Ma Joe Strummer, il grande leadere dei Clash, dove lo mettiamo?

"No future", il manifesto del punk è, dal 22 dicembre 2002, la realtà per uno dei suoi padri fondatori, Joe Strummer. Strummer muore stroncato da infarto quando aveva appena 50 anni; è morto senza far rumore nella sua casa di Somerset, nell'Inghilterra occidentale.
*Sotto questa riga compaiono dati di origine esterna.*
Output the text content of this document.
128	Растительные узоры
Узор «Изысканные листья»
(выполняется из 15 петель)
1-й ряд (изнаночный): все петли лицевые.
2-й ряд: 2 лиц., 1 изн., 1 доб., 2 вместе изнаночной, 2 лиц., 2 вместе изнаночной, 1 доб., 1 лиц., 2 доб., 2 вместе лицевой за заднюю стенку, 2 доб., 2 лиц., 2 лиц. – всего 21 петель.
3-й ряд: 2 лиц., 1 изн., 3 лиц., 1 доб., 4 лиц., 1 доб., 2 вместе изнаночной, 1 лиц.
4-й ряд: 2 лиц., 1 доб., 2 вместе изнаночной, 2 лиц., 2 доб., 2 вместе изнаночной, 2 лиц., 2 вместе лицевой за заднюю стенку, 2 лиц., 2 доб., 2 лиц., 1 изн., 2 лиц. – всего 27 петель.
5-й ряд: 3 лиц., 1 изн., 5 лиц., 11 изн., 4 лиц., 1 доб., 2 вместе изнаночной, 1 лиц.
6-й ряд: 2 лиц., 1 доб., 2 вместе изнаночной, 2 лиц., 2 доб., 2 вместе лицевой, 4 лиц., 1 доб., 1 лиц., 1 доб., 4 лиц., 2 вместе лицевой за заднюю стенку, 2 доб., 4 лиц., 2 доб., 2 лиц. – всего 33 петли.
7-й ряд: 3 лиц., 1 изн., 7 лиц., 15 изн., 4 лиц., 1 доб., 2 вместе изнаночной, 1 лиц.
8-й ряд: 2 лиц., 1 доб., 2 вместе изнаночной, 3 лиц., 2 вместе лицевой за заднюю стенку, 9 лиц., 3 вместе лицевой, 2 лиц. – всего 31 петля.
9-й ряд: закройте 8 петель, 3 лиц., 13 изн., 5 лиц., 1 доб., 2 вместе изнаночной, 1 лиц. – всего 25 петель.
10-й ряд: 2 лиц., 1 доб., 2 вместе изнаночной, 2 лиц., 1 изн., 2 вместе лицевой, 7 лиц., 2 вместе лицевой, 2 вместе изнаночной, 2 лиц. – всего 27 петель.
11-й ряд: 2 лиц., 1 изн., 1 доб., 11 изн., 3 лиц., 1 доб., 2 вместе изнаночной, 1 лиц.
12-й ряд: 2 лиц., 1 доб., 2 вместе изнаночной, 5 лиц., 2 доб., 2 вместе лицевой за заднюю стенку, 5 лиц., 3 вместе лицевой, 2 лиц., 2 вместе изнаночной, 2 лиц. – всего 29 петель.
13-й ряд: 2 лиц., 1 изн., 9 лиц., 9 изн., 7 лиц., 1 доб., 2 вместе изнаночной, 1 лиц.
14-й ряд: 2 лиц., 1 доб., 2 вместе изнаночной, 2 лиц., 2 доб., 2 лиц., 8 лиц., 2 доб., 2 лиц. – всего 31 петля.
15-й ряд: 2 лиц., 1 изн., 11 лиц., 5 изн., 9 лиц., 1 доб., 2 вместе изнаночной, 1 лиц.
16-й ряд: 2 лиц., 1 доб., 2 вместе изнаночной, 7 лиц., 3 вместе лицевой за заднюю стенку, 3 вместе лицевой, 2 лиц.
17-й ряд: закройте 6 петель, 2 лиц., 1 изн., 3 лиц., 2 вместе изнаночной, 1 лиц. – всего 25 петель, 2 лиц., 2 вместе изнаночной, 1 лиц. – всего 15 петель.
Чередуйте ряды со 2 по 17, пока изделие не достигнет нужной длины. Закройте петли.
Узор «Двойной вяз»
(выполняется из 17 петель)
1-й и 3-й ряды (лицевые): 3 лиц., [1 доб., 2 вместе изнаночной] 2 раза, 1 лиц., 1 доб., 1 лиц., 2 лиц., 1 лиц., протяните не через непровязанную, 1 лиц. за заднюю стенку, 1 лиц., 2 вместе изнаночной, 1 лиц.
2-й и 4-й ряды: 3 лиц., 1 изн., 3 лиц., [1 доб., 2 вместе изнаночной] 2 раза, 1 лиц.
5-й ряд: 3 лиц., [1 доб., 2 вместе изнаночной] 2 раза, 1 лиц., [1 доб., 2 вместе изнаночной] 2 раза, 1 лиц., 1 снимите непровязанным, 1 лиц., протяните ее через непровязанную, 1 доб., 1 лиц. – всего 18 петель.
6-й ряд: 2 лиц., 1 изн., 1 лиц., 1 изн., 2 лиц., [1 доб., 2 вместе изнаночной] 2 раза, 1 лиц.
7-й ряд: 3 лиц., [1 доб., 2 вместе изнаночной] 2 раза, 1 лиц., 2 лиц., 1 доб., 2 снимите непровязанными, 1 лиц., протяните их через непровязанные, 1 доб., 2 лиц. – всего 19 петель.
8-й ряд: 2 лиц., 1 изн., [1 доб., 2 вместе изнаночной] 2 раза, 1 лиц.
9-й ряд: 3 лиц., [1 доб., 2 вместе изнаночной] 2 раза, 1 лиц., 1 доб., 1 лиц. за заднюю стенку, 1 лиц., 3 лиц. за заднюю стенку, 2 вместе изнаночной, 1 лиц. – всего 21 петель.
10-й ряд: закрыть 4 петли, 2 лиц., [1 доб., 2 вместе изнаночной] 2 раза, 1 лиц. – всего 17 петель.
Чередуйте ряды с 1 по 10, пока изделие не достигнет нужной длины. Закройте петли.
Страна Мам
Chi ricorda London Calling?

 

LONDRA CHIAMA

 

Londra chiama le città lontane

Ora che la guerra è dichiarata e la battaglia è in corso

Londra chiama il mondo sommerso

Fuori dal guscio, tutti voi ragazzi e ragazze

 

Londra chiama, adesso non badate a noi

La beatlemania fasulla ha morso la polvere

Londra chiama, guardate che non abbiamo swing

Tranne il roteare di quel manganello

Sta arrivando l'era glaciale, il sole piomba giù

Fusione in vista, il grano viene su male

Le macchine smettono di funzionare ma io non ho paura

Perché Londra sta annegando ed io vivo vicino al fiume

Londra chiama la zona d'imitazione

Scordatene fratello e fallo da solo

Londra chiama gli zombi della morte

Smettete di resistere e tirate un altro respiro

Londra chiama ed io non voglio gridare

Ma mentre parlavamo ti ho visto distratto

Londra chiama, guardate non siamo schizzati

Tranne quello con gli occhi giallastri

Sta arrivando l'era glaciale, il sole piomba giù

Le macchine smettono di funzionare, il grano viene su male

Un errore nucleare ma non ho paura

Perché Londra sta annegando ed io vivo vicino al fiume

Londra chiama, si c'ero anch'io

E sapete cosa dicevano….

Bene qualche cosa era vera!

Londra chiama mentre arriva l'ora decisiva

E dopo tutto questo, non potresti sorridermi?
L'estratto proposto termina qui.